This year, Annie Hall, the beloved witty, neurotic, Oscar-winning classic from 1977, turned 40—a major age milestone for most, but even more so for Alvy, the film’s leading man, who anxiously surmised in his opening monologue, “I turned 40 and I guess I’m having a life crisis or something.”
Age, however, is just a number for New York–based artist Matt Starr, who, along with theater director Ellie Sachs is working on a Kickstarter-funded remake of the movie with a cast of octogenarians from the Lenox Hill Neighborhood House on Manhattan’s Upper East Side. The completed film in due out in December.
Despite Annie Hall’s sizeable cult following, for Starr the project stemmed from a very personal experience. “I visited my grandma, Maxine, a few years ago. It had been a while since I’d last seen her and she was showing signs of Alzheimer’s,” he told Observer. “She kept asking the same question over and over again,” leaving him at a loss for how to connect more effectively with her.
He decided to play some music and movies from when she was young to stir her memory, and when he put on Casablanca, something changed, according to Starr. “She started reciting lines and assuming the role of Ingrid Bergman’s Ilsa,” he said. Starr would then play the Humphrey Bogart character opposite her. He used this as a means of communication with her and started to wonder if movie role-playing could be a catalyst through which other seniors might find meaning and connection.
Indeed, Starr’s artistic practice has often explored how media shapes our individual and collective realities. Like his contemporaries Brad Troemel and Chloe Wise, the 28-year-old new media artist often employs social media as a tool of creation and dissemination in his work, as seen in his viral Internet trend experiment, “Babycore,” in which he riffed on the Normcore fashion trend by posting photos of himself and a toddler dressed in matching colorful casual ware. The Annie Hall project isn’t the first time he’s re-staged a cultural touchstone—his 2014 installation, “TheLimited F#cking 2,” was a subversive, sexualized re-envisioning of the 1990s tween retail behemoth, The Limited Too.
When it came to restaging films, however, Starr decided to enlist some help from Sachs, a director and facilitator with a professional history firmly rooted in community work. Sachs has taught and created improvisation and theater classes in prisons, schools, and low-income housing community centers. “I figured she’d be the perfect person to help me realize this vision,” he said.
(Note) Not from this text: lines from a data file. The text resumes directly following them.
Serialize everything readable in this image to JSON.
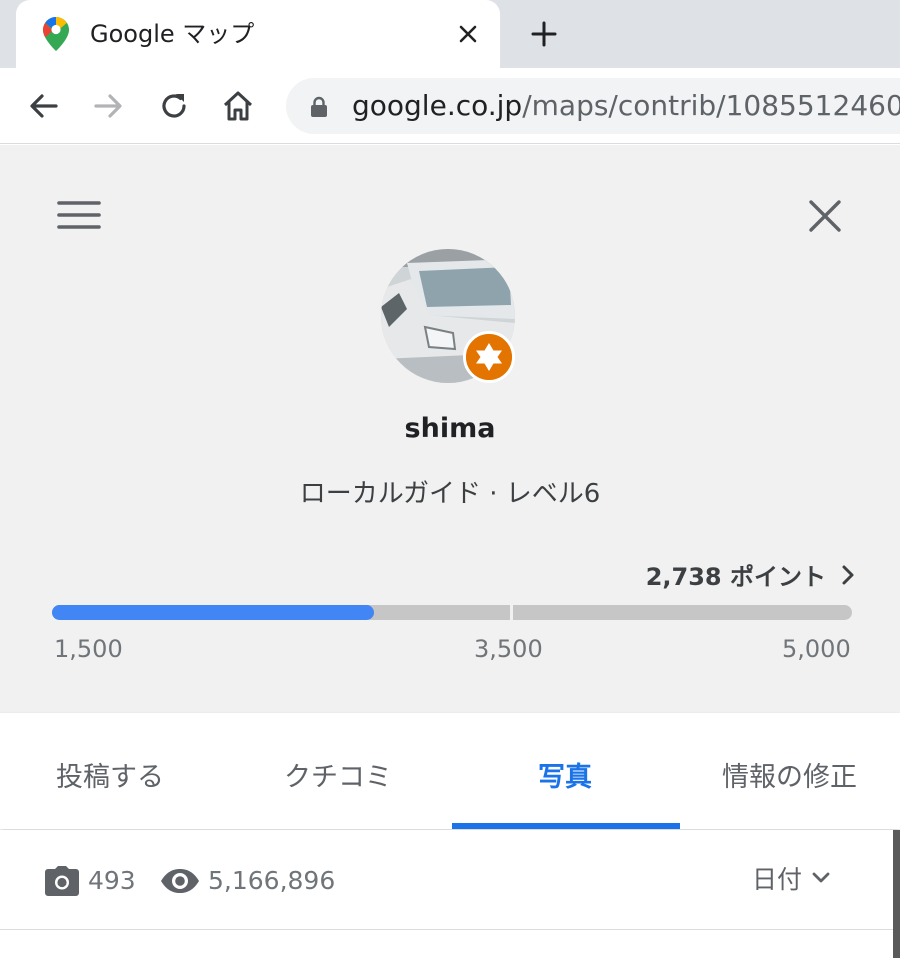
{
  "browser": {
    "tab_title": "Google マップ",
    "url_host": "google.co.jp",
    "url_path": "/maps/contrib/1085512460"
  },
  "profile": {
    "name": "shima",
    "level_text": "ローカルガイド · レベル6",
    "points_text": "2,738 ポイント",
    "progress": {
      "min": 1500,
      "max": 5000,
      "value": 2738,
      "mid": 3500
    },
    "ticks": [
      "1,500",
      "3,500",
      "5,000"
    ]
  },
  "tabs": [
    {
      "label": "投稿する",
      "active": false
    },
    {
      "label": "クチコミ",
      "active": false
    },
    {
      "label": "写真",
      "active": true
    },
    {
      "label": "情報の修正",
      "active": false
    }
  ],
  "stats": {
    "photos": "493",
    "views": "5,166,896",
    "sort_label": "日付"
  },
  "colors": {
    "accent": "#1a73e8",
    "progress_fill": "#4285f4",
    "badge": "#e37400"
  }
}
Together, they decided to teach a three-month “Interpretive Film” class to elderly people, including improvisation, acting techniques and script analysis. They billed it as an art therapy exercise to achieve similar memory results to those Starr experienced with his grandmother, and pitched it to senior centers all over Manhattan until the Lenox Hill Neighborhood House on took them up on the offer.
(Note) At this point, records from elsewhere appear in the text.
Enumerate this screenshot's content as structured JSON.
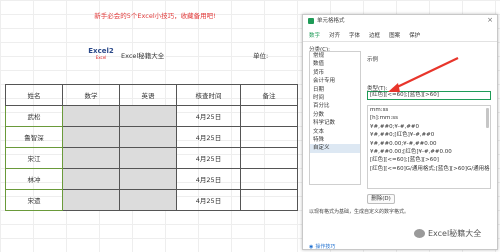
{
  "sheet": {
    "banner": "新手必会的5个Excel小技巧，收藏备用吧!",
    "logo_main": "Excel2",
    "logo_sub": "Excel",
    "brand": "Excel秘籍大全",
    "unit_label": "单位:",
    "table": {
      "headers": [
        "姓名",
        "数学",
        "英语",
        "核查时间",
        "备注"
      ],
      "rows": [
        {
          "name": "武松",
          "date": "4月25日"
        },
        {
          "name": "鲁智深",
          "date": "4月25日"
        },
        {
          "name": "宋江",
          "date": "4月25日"
        },
        {
          "name": "林冲",
          "date": "4月25日"
        },
        {
          "name": "宋遗",
          "date": "4月25日"
        }
      ]
    }
  },
  "dialog": {
    "title": "单元格格式",
    "close": "×",
    "tabs": [
      "数字",
      "对齐",
      "字体",
      "边框",
      "图案",
      "保护"
    ],
    "category_label": "分类(C):",
    "categories": [
      "常规",
      "数值",
      "货币",
      "会计专用",
      "日期",
      "时间",
      "百分比",
      "分数",
      "科学记数",
      "文本",
      "特殊",
      "自定义"
    ],
    "sample_label": "示例",
    "type_label": "类型(T):",
    "type_value": "[红色][<=60];[蓝色][>60]",
    "formats": [
      "mm:ss",
      "[h]:mm:ss",
      "¥#,##0;¥-#,##0",
      "¥#,##0;[红色]¥-#,##0",
      "¥#,##0.00;¥-#,##0.00",
      "¥#,##0.00;[红色]¥-#,##0.00",
      "[红色][<=60];[蓝色][>60]",
      "[红色][<=60]G/通用格式;[蓝色][>60]G/通用格"
    ],
    "delete_button": "删除(D)",
    "description": "以现有格式为基础，生成自定义的数字格式。",
    "tips": "操作技巧"
  },
  "watermark": "Excel秘籍大全"
}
“At the start of the project, we explained to the participants we’d be recreating scenes from a classic Hollywood film and had them rank a list of 10 movies from one to ten,” Sachs explained to Observer. It was a tie between Annie Hall and Singin’ in the Rain. “We felt it best to pursue Annie Hall for two main reasons: it’s timeless and ageless, and it would be easier to recreate classic scenes from the film in their original locations,” she said, noting the senior center is within walking distance from many of the film’s original locations.
As the class continued through spring 2017, Starr and Sachs became overwhelmed with the amount of enthusiasm from their students, and their eagerness to act in a film. Starr and Sachs decided to extend the project by directing a full recreation of Annie Hall.
Shula Chernick, in her mid 70s, was cast as the titular Annie, while Harry Miller, 94—an Emmy-Award winning set designer on hit TV shows like Captain Kangaroo and the soap opera Guiding Light—snagged Alvy’s role. It was the first time on camera for both.
“A lot of our ensemble came into the project with the preconceived notion that we were using film,” Starr said. “They assumed it was still the industry standard.” This prompted a lot of nervousness among the cast because they thought it would be costly to reshoot their scenes. “When we explained that it was digital (and showed them the monitor) a lot of the pressure was off and they were able to just enjoy themselves and focus on the scene. That’s when we got great performances.”
For Starr and Sachs, they hope the finished product will help counter the ageism that permeates our youth-obsessed media culture. “There is a pervasive misconception that elderly people are less worthy, less capable, less funny, less sexy, less able,” said Sachs. “From our experience, we know that to be fervently untrue.”
Margaret Carrigan is a freelance writer and editor. She planned to go to law school but she did terribly on the LSAT, so she got a master’s in art history instead. She lives in Brooklyn with her cat, who is named after Alyssa Milano’s character from the early aughts CW smash hit series Charmed.